Apparently I must have had the need for some sort of self flagellation because I found myself listening to recent podcasts from Woodland Hills Church. I was listening to Dr. Boyd’s recent sermons because, I must confess, I’m awfully curious to find out how he deals with the Crucifixion of Christ and the doctrine of justification when he comes to that part of Luke’s gospel. I also read Dr. Boyd’s blog or listen to his sermons to keep some tabs on one of the twin cities emergent-style leaders as well as for a quick reference to all things open-theistic. One of my most recent encounter with a wacky view of Dr. Boyd’s was when he articulated something that I called “The reverse psychology of Greg Boyd”. No, I’m not kidding. (link)

The messages that I listened to today were, if nothing else, what I have come to expect from Dr. Boyd’s preaching and theology. However, my point of logic-ache is not primarily directed at his poor treatment of “so that the Scripture would be fulfilled” references in the gospels or his Kingdom, open theism, or Christus victor Theologies. In his sermon about Judas Christianity, Dr. Boyd used a personal illustration to articulate his point. A few years back, an organization was requesting that pastors sign a petition to send to President Bush to oppose a two-state solution to the problems in Israel and Palestine. Boyd understood the petition as coming from those Christians who believe that the nation of Israel will have a future roll to play before Christ returns. Boyd then articulated his response to that petition with the following statements,

“We who are called to be peace makers in the name of the Peace Maker are preventing peace from happening. Two problems with that at least. One is that it is never good to set political policy on the basis of your interpretation of the Bible. Secondly, if it was prophesied and fated [that Israel would return to the land in the course of events related to the 2nd coming of Christ], then God really doesn’t need your help now, does He? So if God wants to take care of it, let God take care of it – stay out of His business [responded to with loud applause from the congregation].” (WHC – Lessons from the Betrayer, 2/7/10, comment ends @ 39:19)
Once again, my contention in this article is not with his theological stances that I object to, it is primarily with the statement, “that it is never good to set political policy on the basis of your interpretation of the Bible.” I’m sorry…what? Now I am not in favor of creating a Christian government or monarchy as in the kingdom of old, so don’t mistake me. The only way that laws will be changed for the better is if the hearts and minds of the voters are changed and renewed, not the other way around. But, Dr. Boyd, upon what basis ought Christians make decisions, political or otherwise? Should my decision on whether to support or oppose legislation be based on everything except my understanding of the Bible? Do you do that with “justice” issues? Do you, or would you, leave your doctrine at the door when it comes to voting or making decisions about taxation, racism, murder, or theft? Do you really want Christians to check their theology at the door and vote? Really? Wasn’t your rejection, Dr. Boyd, of the very petition you referred to in your illustration based in your theological conclusions of what the Bible says about love, peace, and eschatology?
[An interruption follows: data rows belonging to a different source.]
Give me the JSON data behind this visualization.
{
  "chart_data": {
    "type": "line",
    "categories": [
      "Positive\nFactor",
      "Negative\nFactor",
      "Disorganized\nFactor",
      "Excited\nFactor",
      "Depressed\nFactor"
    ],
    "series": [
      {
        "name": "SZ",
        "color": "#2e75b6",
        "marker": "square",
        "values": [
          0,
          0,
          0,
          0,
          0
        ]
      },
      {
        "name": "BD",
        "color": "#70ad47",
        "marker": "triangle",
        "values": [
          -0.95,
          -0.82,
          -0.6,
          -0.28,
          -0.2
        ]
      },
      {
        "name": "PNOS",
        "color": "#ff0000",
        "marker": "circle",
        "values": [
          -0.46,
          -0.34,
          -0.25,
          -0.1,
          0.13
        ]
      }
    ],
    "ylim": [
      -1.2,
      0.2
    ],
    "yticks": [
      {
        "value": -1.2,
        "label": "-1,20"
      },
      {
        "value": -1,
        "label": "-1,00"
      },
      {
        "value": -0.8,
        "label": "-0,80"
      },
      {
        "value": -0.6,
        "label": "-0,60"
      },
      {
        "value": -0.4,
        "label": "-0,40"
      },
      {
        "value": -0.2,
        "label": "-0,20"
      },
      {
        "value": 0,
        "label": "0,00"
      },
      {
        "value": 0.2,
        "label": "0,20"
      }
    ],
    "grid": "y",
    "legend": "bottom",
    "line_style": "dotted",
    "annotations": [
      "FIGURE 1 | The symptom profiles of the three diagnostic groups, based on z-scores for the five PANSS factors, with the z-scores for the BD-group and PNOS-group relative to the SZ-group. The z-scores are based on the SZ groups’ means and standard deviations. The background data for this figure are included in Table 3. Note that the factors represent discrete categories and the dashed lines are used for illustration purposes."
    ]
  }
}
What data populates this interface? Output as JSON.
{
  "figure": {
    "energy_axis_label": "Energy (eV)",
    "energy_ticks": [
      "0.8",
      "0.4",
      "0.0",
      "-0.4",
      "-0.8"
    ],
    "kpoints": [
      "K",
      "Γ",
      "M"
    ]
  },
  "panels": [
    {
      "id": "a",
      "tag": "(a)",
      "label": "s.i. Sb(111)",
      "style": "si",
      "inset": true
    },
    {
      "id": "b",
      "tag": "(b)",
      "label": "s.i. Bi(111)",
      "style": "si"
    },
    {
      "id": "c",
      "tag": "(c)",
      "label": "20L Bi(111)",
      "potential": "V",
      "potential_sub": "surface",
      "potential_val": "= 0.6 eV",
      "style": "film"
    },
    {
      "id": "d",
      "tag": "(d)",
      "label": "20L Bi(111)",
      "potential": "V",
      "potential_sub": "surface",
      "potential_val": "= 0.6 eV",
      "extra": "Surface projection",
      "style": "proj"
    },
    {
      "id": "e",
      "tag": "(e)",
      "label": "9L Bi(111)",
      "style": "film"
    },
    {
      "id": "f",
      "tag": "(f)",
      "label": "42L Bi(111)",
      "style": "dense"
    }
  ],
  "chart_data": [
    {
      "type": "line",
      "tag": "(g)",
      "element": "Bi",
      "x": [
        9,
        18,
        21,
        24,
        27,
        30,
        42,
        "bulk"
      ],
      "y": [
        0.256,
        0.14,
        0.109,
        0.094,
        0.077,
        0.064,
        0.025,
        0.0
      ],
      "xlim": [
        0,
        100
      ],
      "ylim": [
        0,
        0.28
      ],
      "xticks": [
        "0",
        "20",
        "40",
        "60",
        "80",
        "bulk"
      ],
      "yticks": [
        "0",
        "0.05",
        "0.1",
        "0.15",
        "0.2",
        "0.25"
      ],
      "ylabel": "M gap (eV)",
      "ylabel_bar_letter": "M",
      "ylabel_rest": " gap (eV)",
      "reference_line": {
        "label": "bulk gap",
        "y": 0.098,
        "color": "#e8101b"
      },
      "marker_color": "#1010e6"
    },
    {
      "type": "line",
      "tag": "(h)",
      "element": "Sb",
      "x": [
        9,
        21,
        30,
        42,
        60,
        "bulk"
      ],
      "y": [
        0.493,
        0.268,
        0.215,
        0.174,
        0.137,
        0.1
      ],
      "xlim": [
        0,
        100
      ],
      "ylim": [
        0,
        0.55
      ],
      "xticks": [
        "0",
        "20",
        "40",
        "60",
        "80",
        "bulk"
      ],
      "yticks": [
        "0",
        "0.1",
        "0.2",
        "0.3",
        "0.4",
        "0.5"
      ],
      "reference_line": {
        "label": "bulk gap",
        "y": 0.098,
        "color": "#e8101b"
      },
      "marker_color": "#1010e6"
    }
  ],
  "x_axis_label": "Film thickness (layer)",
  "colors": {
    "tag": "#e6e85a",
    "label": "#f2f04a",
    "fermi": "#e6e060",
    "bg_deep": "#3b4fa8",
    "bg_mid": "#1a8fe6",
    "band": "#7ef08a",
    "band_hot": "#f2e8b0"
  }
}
If anyone objects to my criticism as being too harsh or that I’ve taken Dr. Boyd’s statement out of context, I think you’d be wrong. Dr. Boyd’s comment was in the context of rejecting a political petition that was by individuals who I can only assume were pre-millennialists. And Dr. Boyd’s own eschatology is, roughly (as I understand it) that the kingdom needs to come to earth through a peace and love, but regardless his eschatology is not the same as pre-millennialists. That means that Dr. Boyd did the very thing he urged others not to do – he took a political stance based on his theological convictions which are based on his understanding of the Bible.

Simply put – it is ridiculously non-Christian to urge Christians to refrain from making political decisions based on how they understand the Bible. The only sure guide we have to make decisions – whether they are, political, moral, social, economical, or relational – is Scripture. And in order to use Scripture, we must interpret it. Therefore, it is always the best idea to base your decision and your input into a political policy on your interpretation of Scripture. That does not mean that every single individual will have the same conclusions. This just means that interpreters are fallible but it doesn’t invalidate the principle of using the infallible guide.